In my book, shopping on a Saturday is something to be avoided at all costs. Too many harrassed-looking people who have been at work all week, and have too much to do at the weekend, trundling overloaded trolleys and dragging reluctant children in their wake, toddlers having (sometimes glorious) tantrums, and supermarket car parks which really require a specialised driving test all of their own for the hapless shopper to make sense of.

But I went shopping this Saturday, friend Lynn in tow, although as someone who had been at work all week, she was barely awake. Off we went, bright and early. Not to Sainsbury's, but starting with a 15-minute drive along the Coast Road (sounds seasidey, doesn't it? But it's not, just 3 lanes of traffic through uninspiring housing developments, not a glimpse of water) to North Shields. Rather grim and run down in places, and where the infamous Meadowell riots took place a few years ago, North Shields is not a place one thinks of as offering an interesting shopping experience, linked though it may be to the altogether more charming Tynemouth.
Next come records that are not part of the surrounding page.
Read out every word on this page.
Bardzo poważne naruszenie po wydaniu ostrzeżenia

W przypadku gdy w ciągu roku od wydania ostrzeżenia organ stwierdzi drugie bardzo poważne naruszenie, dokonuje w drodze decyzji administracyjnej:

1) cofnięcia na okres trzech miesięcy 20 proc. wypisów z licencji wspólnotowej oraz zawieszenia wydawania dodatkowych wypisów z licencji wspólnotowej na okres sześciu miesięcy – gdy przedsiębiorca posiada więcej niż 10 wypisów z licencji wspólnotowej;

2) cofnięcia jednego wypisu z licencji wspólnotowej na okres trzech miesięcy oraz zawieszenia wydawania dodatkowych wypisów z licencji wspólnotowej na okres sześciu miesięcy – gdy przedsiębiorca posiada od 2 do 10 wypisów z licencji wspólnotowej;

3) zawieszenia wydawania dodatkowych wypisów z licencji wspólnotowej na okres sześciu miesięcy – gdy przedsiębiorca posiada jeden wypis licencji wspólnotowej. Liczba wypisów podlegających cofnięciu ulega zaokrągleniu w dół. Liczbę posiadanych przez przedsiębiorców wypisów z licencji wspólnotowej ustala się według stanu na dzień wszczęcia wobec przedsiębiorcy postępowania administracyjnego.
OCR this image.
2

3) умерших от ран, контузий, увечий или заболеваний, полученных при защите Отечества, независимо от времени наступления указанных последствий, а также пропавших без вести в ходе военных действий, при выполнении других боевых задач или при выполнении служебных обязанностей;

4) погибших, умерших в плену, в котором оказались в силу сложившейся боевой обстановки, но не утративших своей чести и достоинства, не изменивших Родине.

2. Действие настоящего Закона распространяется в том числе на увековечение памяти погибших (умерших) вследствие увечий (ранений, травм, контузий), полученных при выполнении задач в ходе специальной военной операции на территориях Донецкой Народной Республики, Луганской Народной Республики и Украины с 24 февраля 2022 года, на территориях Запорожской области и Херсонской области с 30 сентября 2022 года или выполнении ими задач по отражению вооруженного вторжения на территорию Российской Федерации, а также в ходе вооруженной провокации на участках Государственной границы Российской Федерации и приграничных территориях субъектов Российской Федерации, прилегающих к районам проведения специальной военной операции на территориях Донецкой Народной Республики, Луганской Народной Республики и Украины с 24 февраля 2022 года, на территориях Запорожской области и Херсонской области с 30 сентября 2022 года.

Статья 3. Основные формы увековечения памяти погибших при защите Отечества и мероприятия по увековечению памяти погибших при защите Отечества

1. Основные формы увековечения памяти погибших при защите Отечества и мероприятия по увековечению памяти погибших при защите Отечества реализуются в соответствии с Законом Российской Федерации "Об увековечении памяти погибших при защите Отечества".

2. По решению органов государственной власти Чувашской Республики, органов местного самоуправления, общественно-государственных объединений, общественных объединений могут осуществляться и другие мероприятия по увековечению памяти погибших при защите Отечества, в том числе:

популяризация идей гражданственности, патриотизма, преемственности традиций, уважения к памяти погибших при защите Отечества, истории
But it is interesting, and packed with history - including the singular fact that William Harbutt, the inventor of Plasticine, was born here in 1844. Aaah, Plasticine... But we went to shop.

First stop, Tynemouth Architectural Salvage, a wonderful place located in the basement of the
old Correction House, where Mr Terribly Serious and his sidekick, Captain Birdseye-lookalike in a woolly hat, stock all manner of interesting items, from lumpy old cinema seats with scratchy patterned upholstery, to an array of ancient and very deep sitz baths, one with rather alarming moulded grooves, clearly anatomical in purpose, in its base. All baths older than the 1950s seemed to require a stepladder to get into them.

The place is not as bright and glittery as its website suggests, but rambling and slightly creepy, filled with fireplaces, tiles, doors, and assorted fascinating household objects that today would require two strong men to lift, but were probably in daily use by doughty women well accustomed to lifting heavy containers of hot water or coals - or, indeed, this being North Shields, baskets of herring. All the dim niches and corners were jam-packed with...well, old stuff, some of it mysteriously unidentifiable.

My long-broken bathroom lock was handed over for examination, and Mr Terribly Serious opened it up, to reveal a total lack of innards. So that was why it only held the bathroom door shut if you slid the bolt....He surveyed it for a few moments, and announced in lugubrious tones "This one's dead".
And then he went off into the back room, to re-emerge with three similar locks to cannibalise. I was impressed that he made no attempt to steer me towards the stock of reproduction locks or handles, preferring to repair rather than replace - unusual these days.

One of the locks he had brought out was in fact more appealing and characterful than my own, and of the right period, so instead of wrecking another lock to salvage mine, I opted for that one instead, agreeing the princely sum of £15, and left it there till next week to have its finish restored. (A picture will be posted.)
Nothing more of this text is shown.